Intel iMac -vs- dual G5 performance continued.

I recently cleaned up an old video project that has been awaiting attention for almost a year. It was pretty simple footage and required only a few snips, clips and fades in iMovie to be considered “done.” While waiting for my shiny new iMac Core Duo to render the fades, a memory surfaced.

When using the dual G5 systems to edit video, the system would render fades and transitions in only a second or two. In fact, on long segments where lots of fades and transitions were necessary, think of a Ken Burns movie full of photos, the dual G5 could render them as fast as I could drop them into the pasteboard. It was difficult to “stack” a few renders to keep the dual G5 busy.

Fast forward to yesterday as I waited almost 10 seconds for iMovie HD to render a fade. iMovie HD is already a Universal Binary. Because of how snappy nearly everything other Universal app is on the Core Duo, I expected similar results in iMovie. Reality proved to be quite different and I have to guess that there is quite a bit more that can be done with software optimizations within Apple’s video apps. I would not be surprised if it takes at least another year before iMovie is a snappy on Intel as on a G5 system.

In preparation for this trip, I installed Route 66, a non-Universal app on the Core Duo. Yikes. Rosetta is quite usable for many apps but calculating our route from Dallas to Seattle is quite a bit slower on the Core Duo than on my 1.5GHz G4 PowerBook. That was not what I expected. Based upon these and other observations, I predict that PowerPC G5 systems will remain the performance champions for video and other high end graphics tasks for at least the next one, and quite possibly two, years.

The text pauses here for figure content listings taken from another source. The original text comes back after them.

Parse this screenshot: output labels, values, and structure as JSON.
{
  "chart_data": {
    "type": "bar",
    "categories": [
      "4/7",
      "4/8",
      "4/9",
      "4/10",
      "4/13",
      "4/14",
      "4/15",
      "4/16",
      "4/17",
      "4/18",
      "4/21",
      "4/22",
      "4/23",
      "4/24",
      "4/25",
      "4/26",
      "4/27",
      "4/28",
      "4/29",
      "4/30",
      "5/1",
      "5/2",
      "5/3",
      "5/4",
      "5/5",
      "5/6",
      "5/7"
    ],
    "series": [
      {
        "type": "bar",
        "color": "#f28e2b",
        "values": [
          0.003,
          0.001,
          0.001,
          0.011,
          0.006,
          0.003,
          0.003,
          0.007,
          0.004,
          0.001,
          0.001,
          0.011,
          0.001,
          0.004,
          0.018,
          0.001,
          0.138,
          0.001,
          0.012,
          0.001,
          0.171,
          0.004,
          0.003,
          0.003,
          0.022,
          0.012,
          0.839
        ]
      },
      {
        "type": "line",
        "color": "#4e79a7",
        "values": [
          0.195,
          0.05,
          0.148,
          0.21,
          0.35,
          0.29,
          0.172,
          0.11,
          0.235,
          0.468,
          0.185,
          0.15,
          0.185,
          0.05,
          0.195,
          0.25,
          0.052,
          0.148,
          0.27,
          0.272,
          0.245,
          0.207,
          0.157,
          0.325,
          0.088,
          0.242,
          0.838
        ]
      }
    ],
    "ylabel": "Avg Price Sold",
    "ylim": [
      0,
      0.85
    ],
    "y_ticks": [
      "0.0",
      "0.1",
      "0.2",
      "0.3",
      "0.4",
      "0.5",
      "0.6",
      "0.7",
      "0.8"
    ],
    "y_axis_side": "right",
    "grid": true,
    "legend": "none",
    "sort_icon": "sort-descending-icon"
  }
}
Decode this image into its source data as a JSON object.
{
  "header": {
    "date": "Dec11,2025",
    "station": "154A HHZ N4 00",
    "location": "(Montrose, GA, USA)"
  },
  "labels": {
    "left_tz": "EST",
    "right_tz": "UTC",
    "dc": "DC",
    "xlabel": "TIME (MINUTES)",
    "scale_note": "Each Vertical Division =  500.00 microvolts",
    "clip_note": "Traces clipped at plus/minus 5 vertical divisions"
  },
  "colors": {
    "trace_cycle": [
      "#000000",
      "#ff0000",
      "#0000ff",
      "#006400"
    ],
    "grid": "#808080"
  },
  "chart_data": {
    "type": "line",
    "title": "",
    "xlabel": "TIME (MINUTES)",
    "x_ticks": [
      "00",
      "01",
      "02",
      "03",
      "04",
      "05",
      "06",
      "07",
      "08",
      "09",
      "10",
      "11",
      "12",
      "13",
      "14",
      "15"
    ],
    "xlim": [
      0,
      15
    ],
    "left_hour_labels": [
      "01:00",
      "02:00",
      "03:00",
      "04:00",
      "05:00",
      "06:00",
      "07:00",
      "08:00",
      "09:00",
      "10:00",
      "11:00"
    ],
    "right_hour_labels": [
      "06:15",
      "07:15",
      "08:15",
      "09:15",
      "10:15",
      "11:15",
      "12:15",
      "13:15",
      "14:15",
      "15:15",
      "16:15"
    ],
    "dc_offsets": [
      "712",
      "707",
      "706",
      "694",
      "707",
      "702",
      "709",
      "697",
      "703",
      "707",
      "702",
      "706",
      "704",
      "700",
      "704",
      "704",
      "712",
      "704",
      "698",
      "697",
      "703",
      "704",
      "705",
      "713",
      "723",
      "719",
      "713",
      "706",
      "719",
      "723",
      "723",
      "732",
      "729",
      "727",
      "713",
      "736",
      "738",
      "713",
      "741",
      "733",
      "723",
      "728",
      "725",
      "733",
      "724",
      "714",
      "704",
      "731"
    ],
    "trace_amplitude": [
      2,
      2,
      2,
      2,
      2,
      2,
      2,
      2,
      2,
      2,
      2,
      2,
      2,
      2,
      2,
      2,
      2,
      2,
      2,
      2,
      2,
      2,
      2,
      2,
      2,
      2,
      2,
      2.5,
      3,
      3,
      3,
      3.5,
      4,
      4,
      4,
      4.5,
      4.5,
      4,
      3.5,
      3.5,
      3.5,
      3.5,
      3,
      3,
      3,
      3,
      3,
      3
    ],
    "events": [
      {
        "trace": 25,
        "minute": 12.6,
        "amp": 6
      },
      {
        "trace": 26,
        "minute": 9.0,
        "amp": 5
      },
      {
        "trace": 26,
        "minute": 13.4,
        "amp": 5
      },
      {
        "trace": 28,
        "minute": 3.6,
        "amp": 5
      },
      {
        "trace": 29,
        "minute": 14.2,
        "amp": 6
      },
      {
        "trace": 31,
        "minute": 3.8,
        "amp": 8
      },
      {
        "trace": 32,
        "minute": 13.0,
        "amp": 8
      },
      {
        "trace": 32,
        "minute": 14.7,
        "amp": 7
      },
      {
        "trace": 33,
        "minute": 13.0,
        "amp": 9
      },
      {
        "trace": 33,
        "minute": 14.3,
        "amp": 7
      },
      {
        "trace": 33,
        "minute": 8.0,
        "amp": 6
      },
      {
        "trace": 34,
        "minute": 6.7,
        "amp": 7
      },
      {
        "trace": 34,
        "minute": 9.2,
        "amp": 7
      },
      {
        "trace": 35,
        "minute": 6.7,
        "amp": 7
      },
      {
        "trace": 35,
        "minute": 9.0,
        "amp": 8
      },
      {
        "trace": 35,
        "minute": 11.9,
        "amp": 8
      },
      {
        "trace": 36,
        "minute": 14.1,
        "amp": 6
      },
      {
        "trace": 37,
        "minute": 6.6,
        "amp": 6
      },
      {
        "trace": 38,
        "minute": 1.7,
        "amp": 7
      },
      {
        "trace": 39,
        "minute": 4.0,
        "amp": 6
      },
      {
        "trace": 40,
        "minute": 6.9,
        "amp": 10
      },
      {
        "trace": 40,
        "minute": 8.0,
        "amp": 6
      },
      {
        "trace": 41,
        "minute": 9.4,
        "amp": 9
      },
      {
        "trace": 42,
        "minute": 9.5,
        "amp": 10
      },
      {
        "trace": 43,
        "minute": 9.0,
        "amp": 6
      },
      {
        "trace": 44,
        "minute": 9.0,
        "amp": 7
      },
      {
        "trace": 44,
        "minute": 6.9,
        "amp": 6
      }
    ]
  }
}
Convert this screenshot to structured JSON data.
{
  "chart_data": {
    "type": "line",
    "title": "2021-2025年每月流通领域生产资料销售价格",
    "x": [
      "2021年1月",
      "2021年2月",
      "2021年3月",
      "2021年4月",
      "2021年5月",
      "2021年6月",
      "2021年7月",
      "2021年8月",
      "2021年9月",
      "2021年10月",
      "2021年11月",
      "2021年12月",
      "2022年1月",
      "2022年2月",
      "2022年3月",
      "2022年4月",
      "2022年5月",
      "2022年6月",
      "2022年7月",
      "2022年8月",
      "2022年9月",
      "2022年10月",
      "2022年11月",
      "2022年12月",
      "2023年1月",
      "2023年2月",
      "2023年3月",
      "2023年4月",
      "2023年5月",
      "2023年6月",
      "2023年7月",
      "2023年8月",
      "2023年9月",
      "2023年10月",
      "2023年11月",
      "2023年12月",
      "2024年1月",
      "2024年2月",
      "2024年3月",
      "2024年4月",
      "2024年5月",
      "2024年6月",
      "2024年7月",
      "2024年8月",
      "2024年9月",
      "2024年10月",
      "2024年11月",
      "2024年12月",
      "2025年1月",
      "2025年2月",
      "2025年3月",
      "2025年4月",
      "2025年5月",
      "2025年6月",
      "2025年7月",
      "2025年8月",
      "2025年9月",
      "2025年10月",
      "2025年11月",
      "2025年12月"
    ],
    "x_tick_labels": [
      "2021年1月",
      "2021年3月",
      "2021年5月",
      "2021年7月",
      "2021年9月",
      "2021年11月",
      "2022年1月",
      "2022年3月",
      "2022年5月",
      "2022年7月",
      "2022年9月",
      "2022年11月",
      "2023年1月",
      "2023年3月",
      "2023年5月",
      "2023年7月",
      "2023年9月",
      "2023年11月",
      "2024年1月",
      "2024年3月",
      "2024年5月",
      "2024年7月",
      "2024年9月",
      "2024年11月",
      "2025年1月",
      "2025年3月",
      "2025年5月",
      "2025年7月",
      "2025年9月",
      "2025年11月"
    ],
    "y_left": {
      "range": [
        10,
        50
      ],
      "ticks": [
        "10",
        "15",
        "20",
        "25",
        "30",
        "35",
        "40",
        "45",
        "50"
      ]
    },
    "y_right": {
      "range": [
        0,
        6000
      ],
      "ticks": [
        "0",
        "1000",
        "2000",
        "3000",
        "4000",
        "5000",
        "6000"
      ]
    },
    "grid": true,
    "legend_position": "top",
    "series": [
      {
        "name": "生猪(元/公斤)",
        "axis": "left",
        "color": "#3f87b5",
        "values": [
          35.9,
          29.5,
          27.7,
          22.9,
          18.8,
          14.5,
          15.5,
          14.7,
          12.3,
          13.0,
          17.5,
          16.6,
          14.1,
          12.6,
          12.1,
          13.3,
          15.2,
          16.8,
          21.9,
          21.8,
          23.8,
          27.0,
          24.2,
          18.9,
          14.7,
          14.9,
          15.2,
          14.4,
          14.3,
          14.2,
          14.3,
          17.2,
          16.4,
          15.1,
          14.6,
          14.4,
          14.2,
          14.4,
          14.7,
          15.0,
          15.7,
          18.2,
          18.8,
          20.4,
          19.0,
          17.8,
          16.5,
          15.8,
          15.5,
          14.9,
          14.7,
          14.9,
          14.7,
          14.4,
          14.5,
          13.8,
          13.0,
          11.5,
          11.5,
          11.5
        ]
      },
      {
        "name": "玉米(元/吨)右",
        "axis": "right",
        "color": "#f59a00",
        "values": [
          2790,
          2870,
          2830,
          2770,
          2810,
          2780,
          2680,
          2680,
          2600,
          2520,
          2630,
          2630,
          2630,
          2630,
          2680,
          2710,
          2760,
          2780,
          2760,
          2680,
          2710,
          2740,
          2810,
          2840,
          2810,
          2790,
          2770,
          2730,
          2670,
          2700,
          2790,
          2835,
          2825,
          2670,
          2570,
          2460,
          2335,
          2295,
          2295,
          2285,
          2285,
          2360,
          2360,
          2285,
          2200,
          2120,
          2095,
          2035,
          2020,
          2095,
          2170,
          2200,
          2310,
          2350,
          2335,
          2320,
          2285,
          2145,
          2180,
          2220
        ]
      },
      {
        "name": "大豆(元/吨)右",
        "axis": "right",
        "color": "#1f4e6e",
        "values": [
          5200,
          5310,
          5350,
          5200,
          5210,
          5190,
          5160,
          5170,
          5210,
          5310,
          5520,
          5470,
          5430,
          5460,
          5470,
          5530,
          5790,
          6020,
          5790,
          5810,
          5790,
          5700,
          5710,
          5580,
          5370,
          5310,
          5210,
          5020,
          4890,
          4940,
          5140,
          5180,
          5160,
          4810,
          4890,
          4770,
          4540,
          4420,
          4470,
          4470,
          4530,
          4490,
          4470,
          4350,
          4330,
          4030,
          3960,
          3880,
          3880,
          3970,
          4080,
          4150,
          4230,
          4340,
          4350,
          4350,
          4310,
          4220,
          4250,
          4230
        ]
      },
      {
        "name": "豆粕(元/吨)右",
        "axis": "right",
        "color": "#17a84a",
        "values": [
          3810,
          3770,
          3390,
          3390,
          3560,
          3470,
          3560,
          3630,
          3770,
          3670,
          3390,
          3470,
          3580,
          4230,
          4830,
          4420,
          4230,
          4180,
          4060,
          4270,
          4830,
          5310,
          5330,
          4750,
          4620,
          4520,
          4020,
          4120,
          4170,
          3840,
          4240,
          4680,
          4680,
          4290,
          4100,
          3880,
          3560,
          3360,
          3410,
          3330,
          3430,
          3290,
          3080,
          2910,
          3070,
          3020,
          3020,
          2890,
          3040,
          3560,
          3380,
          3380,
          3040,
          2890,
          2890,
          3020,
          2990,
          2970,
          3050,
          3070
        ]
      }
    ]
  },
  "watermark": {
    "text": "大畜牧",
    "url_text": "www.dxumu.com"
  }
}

Even when the new Conroe processors from Intel become available later this year, it will not make up for this difference in performance. It will take until next year before all the pro apps (Photoshop, Final Cut, Dreamweaver) arrive as Universal Binaries and I predict it will be another year of optimizations beyond that before the Universal versions are performance competitive with todays PowerPC versions running on high end G5s. Sometime after Final Cut goes Universal, and then gets Intel specific CPU optimizations, those tweaks will trickle down to iMovie.

What I find quite ironic is that I am comparing computer CPU and future software performance to a benchmark that is already a year old, and predicting when it will catch back up. The dual G5s truly do have their niche, and in that niche they are the kings of their domain. Long live the king! … sort of. 😉

3 thoughts on “Intel iMac -vs- dual G5 performance continued.”

  1. and not a moment too soon.

    What I really like: “Final Cut Studio now runs natively on… Intel… That means you can tap into the extraordinary performance of the new MacBook Pro — up to twice as fast as its PowerBook cousins.” from http://www.apple.com/finalcutstudio/

    Final Cut Studio is now twice as fast on a Core Duo MacBook Pro as on a PowerBook. The dual G5 systems accomplished that how many years ago? Conroe systems will need to eat Core Duos for breakfast in order to deliver Quad G5 matching performance, let alone surpassing, unless I am missing something?

    I’m sure the near and distant future holds many such optimizations and performance fixes like the one you cite. How long before those tweaks trickle down to us guys who only “play” with video in iMovie?

  2. Uh, Conroe? Wasn’t he one of the founding fathers?